Les expériences ont révélé que les colibris peuvent voir une variété de couleurs non spectrales, y compris le violet, l’ultraviolet + vert, l’ultraviolet + rouge et l’ultraviolet + jaune. Par exemple, les colibris ont facilement distingué l’ultraviolet + vert de l’ultraviolet pur ou du vert pur, et ils ont distingué deux mélanges différents d’ultraviolet + de lumière rouge — un plus rouge, un moins rouge.
Une caractéristique visuelle issue de l’évolution des oiseaux
Même si les colibris peuvent percevoir des couleurs non spectrales, il peut être difficile d’apprécier comment ces couleurs apparaissent aux oiseaux. Il est impossible de vraiment savoir comment les oiseaux perçoivent ces couleurs. L’ultraviolet + rouge est-il un mélange de ces couleurs, ou une couleur entièrement nouvelle ? Il n’est pour le moment possible que de spéculer.
L’équipe de recherche a analysé un ensemble de données de 3315 couleurs de plumes et de plantes. Ils ont découvert que les oiseaux perçoivent probablement bon nombre de ces couleurs comme non spectrales, contrairement aux humains. Cela dit, les chercheurs soulignent que les couleurs non spectrales ne sont probablement pas particulièrement spéciales par rapport aux autres couleurs.

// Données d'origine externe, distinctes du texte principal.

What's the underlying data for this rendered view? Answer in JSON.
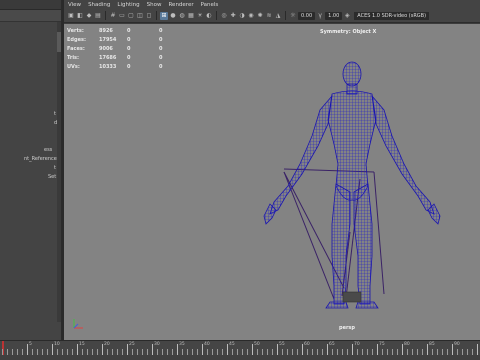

La grande variété de couleurs non spectrales disponibles pour les oiseaux est le résultat de leur ancien système visuel à quatre cônes de couleur.
« La tétrachromie – utilisation de quatre types de cônes de couleur — a évolué chez les premiers vertébrés. Ce système de vision des couleurs est la norme pour les oiseaux, de nombreux poissons et reptiles, et il a presque certainement existé chez les dinosaures. Nous pensons que la capacité de percevoir de nombreuses couleurs non spectrales n’est pas seulement un exploit des colibris, mais une caractéristique répandue de la vision des couleurs des animaux », conclut Stoddard.